Limitations of our study

Although this method has identified various symptoms that are likely to co-occur with autism, we are aware of a number of limitations in our methodology. One important issue is that this study does not unequivocally prove that these symptoms, for which there is no evidence in the literature, are truly associated with autism. It could also be that they have never been studied, as in the clinical setting most attention is usually devoted to a triad of features: social impairments, communication impairments, and restricted repetitive behaviors and interests.

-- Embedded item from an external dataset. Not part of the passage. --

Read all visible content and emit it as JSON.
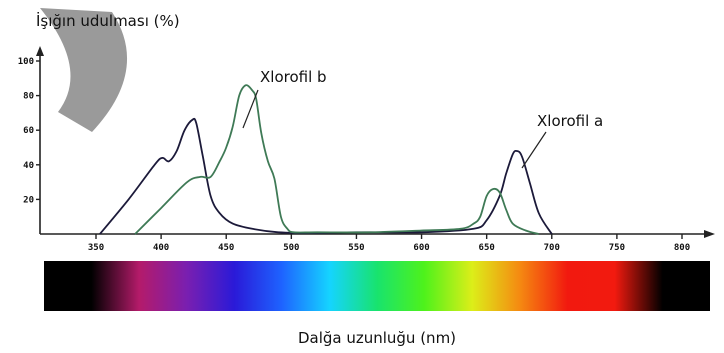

Another issue is how to determine what are the appropriate criteria for including a susceptibility locus. We tried to do this as carefully as possible, but it is possible that some are false positives. Other loci may well have been overlooked. Apart from these statistical power issues, there are no clear definitions on how to determine the exact boundaries of linkage regions and there is no consensus on whether to include only linkage regions that have shown significant linkage, or to also include loci that were suggestive of linkage. The cytogenetic regions of interest show comparable problems: how many overlapping cases are required to consider regions interesting is somewhat arbitrary, and again, how to define the boundaries of these loci accurately is open to discussion.

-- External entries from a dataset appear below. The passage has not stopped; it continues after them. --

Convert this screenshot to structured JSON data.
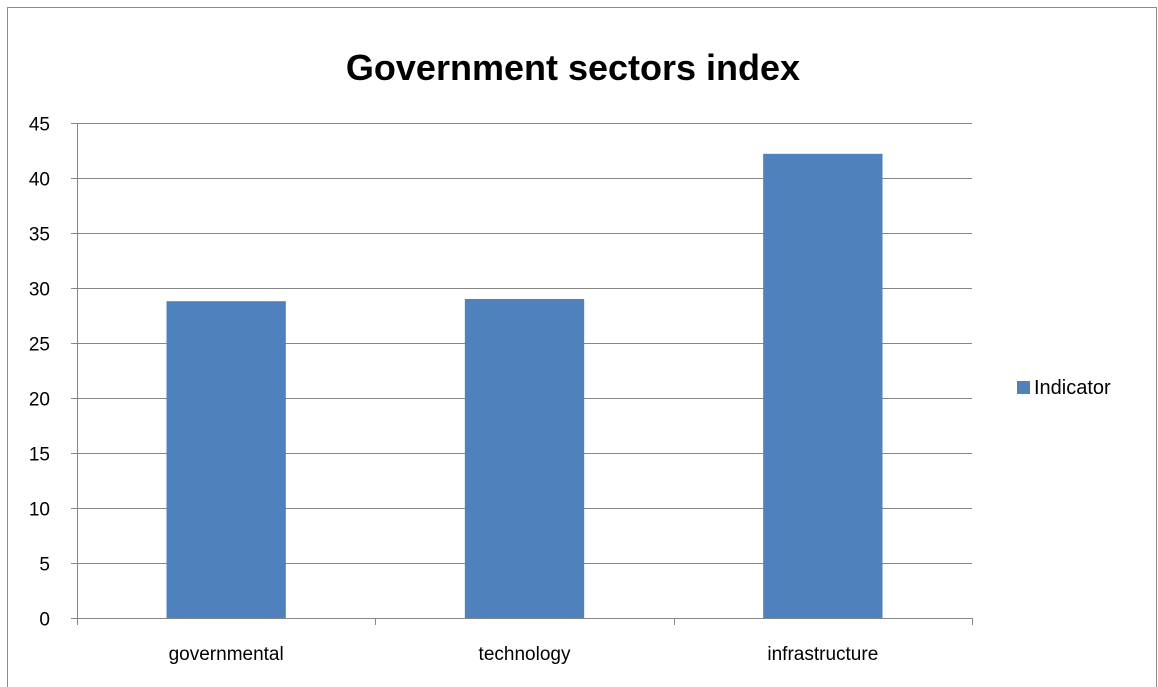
{
  "chart_data": {
    "type": "bar",
    "title": "Government sectors index",
    "categories": [
      "governmental",
      "technology",
      "infrastructure"
    ],
    "series": [
      {
        "name": "Indicator",
        "values": [
          28.8,
          29.0,
          42.2
        ]
      }
    ],
    "ylim": [
      0,
      45
    ],
    "yticks": [
      0,
      5,
      10,
      15,
      20,
      25,
      30,
      35,
      40,
      45
    ],
    "grid": true,
    "legend_position": "right",
    "bar_color": "#4f81bd",
    "grid_color": "#868686"
  }
}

Not without their own problems are the use of OMIM and MeSH: as OMIM was designed to be interpreted by humans, there was no immediate need to use a standardized system for coding phenotypes. Consequently, when performing automated text mining in OMIM, various problems became apparent (as described in Table 2). Although manual curation partly overcame these problems, as it enabled the assignment of a substantial number of extra symptoms to MeSH terms, a more standardized method for describing symptoms in OMIM and in MeSH is desired, as previously suggested.30, 33, 58

Recently, some studies have been published that also use text mining to associate different types of information, a few of which also take OMIM and MeSH into account: Van Driel et al.33 associated different phenotypes with each other using OMIM and MeSH; Butte et al.30 associated phenotypes with expression data, and Lage et al.31 have associated syndromes with protein complexes through text mining of OMIM and protein–protein interaction studies. However, as far as we are aware, no study has used OMIM and MeSH to assess whether there are any symptoms over-represented in multiple loci that have been implicated in complex diseases, such as autism, to provide leads for the involvement of unreported symptoms in these disorders.

Although much work remains to be performed to validate the actual co-occurrence of these symptoms in autistic patients, this study might be useful in pointing to ways for better characterizing patients, thereby providing new avenues for biologically informative phenotypes, which could lead to the identification of etiologically more homogeneous groups in patients and increase the statistical power to detect genetic associations. In addition, this method can easily be applied to other psychiatric disorders, as the input for our method consists solely of a set of susceptibility loci and an optional OMIM ‘Clinical Synopsis to MeSH term’ conversion table. This method will allow researchers to gain insight into the potential involvement of unreported symptoms associated with other psychiatric disorders as well.